There are signs that biotech firms are finally starting to reap the rewards from years of investment. Public and private drug developers, including Protherics, Astex and Kudos, have signed generous deals with “Big Pharma”, notably Astra Zeneca, one of many struggling with a weak pipeline.

This looks a good time to bet on Vectura, a developer of inhaled drugs, with a busy year ahead of it. Vectura pulled off one of 2005’s best deals, a $375m (£217m) licensing agreement with Novartis. Within a few months, it hopes to license its GyroHaler inhaler and its PowderHale formulation technology for a new generation of asthma drugs. Also, in the next few months, Vectura will report results from clinical trials of its drug for impotence.

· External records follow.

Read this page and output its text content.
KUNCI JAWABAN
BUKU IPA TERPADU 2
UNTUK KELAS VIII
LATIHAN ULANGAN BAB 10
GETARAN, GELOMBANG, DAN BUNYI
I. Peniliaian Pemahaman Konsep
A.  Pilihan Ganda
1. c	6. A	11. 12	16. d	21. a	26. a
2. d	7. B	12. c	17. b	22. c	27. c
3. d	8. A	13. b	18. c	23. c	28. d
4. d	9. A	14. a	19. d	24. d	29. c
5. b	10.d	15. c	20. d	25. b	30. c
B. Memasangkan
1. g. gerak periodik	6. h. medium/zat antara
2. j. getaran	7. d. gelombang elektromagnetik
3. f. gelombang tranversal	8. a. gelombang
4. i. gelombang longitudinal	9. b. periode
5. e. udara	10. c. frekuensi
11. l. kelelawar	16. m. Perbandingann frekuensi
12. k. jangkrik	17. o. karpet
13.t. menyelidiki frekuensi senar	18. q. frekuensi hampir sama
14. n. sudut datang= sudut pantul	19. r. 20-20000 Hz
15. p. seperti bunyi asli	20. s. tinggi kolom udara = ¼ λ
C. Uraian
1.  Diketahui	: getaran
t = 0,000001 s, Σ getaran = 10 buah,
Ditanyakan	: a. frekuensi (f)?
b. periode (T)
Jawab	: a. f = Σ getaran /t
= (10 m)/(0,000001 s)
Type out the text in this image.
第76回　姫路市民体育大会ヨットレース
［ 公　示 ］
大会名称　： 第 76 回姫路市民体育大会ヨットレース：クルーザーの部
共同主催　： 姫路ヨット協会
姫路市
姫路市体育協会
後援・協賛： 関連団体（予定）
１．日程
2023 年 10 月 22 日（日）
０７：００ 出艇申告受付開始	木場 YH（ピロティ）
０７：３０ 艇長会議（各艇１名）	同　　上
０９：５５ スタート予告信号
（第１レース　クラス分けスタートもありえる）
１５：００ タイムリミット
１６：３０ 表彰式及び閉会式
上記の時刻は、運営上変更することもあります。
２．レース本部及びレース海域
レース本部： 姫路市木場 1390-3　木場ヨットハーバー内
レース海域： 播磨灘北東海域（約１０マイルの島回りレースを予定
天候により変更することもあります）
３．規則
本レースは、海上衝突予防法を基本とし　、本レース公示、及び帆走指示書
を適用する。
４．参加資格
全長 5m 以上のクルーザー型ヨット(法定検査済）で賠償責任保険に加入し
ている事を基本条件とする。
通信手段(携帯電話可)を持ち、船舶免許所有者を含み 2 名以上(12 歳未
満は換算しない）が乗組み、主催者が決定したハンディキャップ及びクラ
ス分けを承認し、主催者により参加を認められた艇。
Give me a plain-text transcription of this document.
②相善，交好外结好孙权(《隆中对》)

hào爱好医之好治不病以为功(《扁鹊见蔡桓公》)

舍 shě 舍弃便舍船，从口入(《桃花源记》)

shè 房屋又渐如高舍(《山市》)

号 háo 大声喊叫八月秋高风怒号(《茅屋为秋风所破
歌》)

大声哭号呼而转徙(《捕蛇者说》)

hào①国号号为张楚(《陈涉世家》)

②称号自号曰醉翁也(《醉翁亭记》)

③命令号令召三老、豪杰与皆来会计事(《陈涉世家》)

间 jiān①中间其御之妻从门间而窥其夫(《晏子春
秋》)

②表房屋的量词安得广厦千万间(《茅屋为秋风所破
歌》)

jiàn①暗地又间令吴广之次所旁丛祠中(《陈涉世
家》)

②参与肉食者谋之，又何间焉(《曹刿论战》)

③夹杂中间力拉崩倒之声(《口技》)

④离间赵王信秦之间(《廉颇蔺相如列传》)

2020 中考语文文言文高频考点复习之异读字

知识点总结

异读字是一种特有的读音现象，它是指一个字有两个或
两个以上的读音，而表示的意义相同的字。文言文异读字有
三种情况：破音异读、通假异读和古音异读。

After trading sideways for six months, the shares look good value at 83p.

Louise Armitstead

This year I am tipping Centrica, the gas provider and one of the least loved companies in the FTSE 100. Soaring gas prices have led to Centrica ramping up domestic bills and generating paltry returns while the decline of the flagship field in Morecambe Bay — forcing the company to buy ever more of its gas in the market — adds to the woes.

But all this masks Centrica’s real potential: it is a tempting takeover target. If nobody bites, it has a big, unspent capital- expenditure programme. Also, Centrica North America could be spun off for £2 billion. And even a slight fall or stabilisation in gas prices would return to health the margins on its vast revenue stream from domestic customers. Much depends on the soon-to-be appointed management but, with a p/e ratio of 19.1 and the shares at 254½p, Centrica is cheap.

Matthew Goodman
The past year has been turbulent for online-gaming stocks, with some well-publicised ups and downs. The market has tended to lump all these shares together, but this ought to change this year, with more investors recognising the strengths and weaknesses of individual stocks.

There are a number of investment opportunities in the sector but one I would single out is 888 Holdings. It floated in September as the market was cratering. The shares fell from the float price of 170p to as low as 134p but have since recovered, in line with the shares of 888’s peers.

With a strong growth record, 888 has a more varied product range and geographical spread than its main quoted rival, Party Gaming. 888’s shares trade on 13.9 times 2006 earnings, making it slightly cheaper than Party Gaming. Buy at today’s price of 194p.

Peter Koenig

Barclays Bank is a good bet in 2006. The shares are more likely to soar than lose ground.

Let’s look at the stock’s defensive qualities. Growth in financial services has outstripped growth in the world economy during the past two decades.

I can’t see anything on the horizon that is likely to change this trend.

Barclays stands out as a British player on the global financial-services scene. In Barclays Capital, the group has what many regard as the premier UK investment bank. In Barclays Global Investors it has one of the world’s leading index- orientated fund managers.

The stock, at 611p and trading on a p/e ratio of 10.2, is also a good bet for speculators. Pundits have been predicting the consolidation of the European financial-services industry for years, and it hasn’t happened. When it finally does, Barclays is likely to be a sought-after target.

Mark Kleinman

Few retailers are likely to have enjoyed their new year celebrations as much as Charles Dunstone, the founder and chief executive of Carphone Warehouse. Over the past decade he has built the business into a high-street chain focused on innovative marketing to attract new customers.

Just before Christmas, Dunstone snapped up the fixed-line assets of Centrica and Tele2, so expect Talk Talk, Carphone Warehouse’s landline service, to play a bigger part in the group’s strategy this year.

Dunstone will also make a big push into broadband, and further acquisitions seem likely. The group already has a market value of £2.5 billion, with the shares at 277p and a p/e ratio of 25.8 times this year’s earnings.

Despite caution and predictions of a slowdown in the growth of mobile-phone sales, there is plenty of scope for the share price to rise.